Dans la province sunnite d'al-Anbar, où les jihadistes du groupe Etat islamique (EI) ont fait leur première apparition en Irak, le temps des règlements de compte est venu à l'occasion des élections législatives du 12 mai.

Pour beaucoup de nouveaux candidats, il s'agit de prendre la place des députés sortants qui, selon eux, ont sympathisé avec l'EI ou, en tout cas, minimisé le danger que représentaient ces extrémistes qui allaient, à partir de 2014, mettre le pays à feu et à sang.

"La classe politique qui était avant Daech (acronyme arabe de l'EI) a perdu sa crédibilité", assure Rafea al-Fahdawi, chef de la liste al-Nasr, conduite au niveau national par le Premier ministre Haider al-Abadi.

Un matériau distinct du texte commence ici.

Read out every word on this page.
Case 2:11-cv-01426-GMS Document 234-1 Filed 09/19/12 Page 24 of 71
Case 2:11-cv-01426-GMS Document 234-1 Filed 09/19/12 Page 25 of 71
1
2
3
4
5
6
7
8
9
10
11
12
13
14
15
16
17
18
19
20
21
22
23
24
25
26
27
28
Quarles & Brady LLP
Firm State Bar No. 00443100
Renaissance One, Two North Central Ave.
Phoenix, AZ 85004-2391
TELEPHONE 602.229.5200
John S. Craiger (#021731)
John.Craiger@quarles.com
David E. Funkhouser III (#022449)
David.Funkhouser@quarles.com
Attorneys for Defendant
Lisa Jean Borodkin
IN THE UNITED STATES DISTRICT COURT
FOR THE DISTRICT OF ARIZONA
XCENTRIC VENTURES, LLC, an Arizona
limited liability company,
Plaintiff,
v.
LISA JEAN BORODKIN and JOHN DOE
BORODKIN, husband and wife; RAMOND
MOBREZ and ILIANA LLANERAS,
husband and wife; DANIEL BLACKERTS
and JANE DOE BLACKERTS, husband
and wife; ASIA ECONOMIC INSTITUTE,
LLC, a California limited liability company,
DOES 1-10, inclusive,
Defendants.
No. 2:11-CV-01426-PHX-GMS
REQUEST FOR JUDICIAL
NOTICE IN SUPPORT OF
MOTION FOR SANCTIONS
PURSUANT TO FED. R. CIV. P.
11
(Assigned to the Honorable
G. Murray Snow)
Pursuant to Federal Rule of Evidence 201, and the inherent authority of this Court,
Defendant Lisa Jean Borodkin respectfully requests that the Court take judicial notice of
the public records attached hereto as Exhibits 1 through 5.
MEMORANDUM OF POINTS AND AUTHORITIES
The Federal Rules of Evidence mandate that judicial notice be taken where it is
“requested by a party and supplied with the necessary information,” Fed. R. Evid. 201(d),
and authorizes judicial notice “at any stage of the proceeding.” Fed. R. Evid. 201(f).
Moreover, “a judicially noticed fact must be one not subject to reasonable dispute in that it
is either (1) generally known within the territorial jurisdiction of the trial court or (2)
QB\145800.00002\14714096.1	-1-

"Elle a fait croire aux gens que les terroristes n'étaient que de simples rebelles appartenant à nos tribus. Le peuple irakien les punira aux urnes", ajoute cet homme qui fut le chef des "tribus contre le terrorisme", une coalition qui a combattu les jihadistes dans cette province occidentale.

Dans le vaste jardin de sa maison à Ramadi, des tentes ont été dressées pour accueillir des habitants venus écouter le chef du gouvernement en campagne.

"Nous avons combattu le terrorisme et aujourd'hui, grâce à notre candidature, nous voulons achever la guerre contre le confessionnalisme (entre sunnites et chiites)", affirme encore l'homme de 62 ans, vêtu de la traditionnelle robe masculine blanche.

- Fièvre électorale -

La "bataille d'al-Anbar" a commencé fin 2013 par une insurrection de tribus sunnites contre le gouvernement, dominé par les chiites. En janvier 2014, Fallouja est tombée aux mains des jihadistes et en mai 2015, après plus d'un an de combats, Ramadi a été conquise à son tour par l'EI.

L'armée irakienne et les forces paramilitaires du Hachd al-Chaabi ont repris ces deux villes en 2016, et fin 2017 elles contrôlaient l'ensemble de la province.

Le Hachd al-Chaabi, constitué en 2014 à l'appel du chef spirituel de la communauté chiite l'ayatollah Ali Sistani, a joué un rôle clé pour contrer l'offensive de l'EI.

Dans la province d'al-Anbar, où le poids des tribus est considérable, 352 candidats sont en lice sur 18 listes pour 15 sièges. Parmi eux, un quart sont des nouveaux, notamment des jeunes et des femmes, selon la commission électorale.

Le désir de changement y est très fort, tant est grande la déception vis-à-vis de la classe politique.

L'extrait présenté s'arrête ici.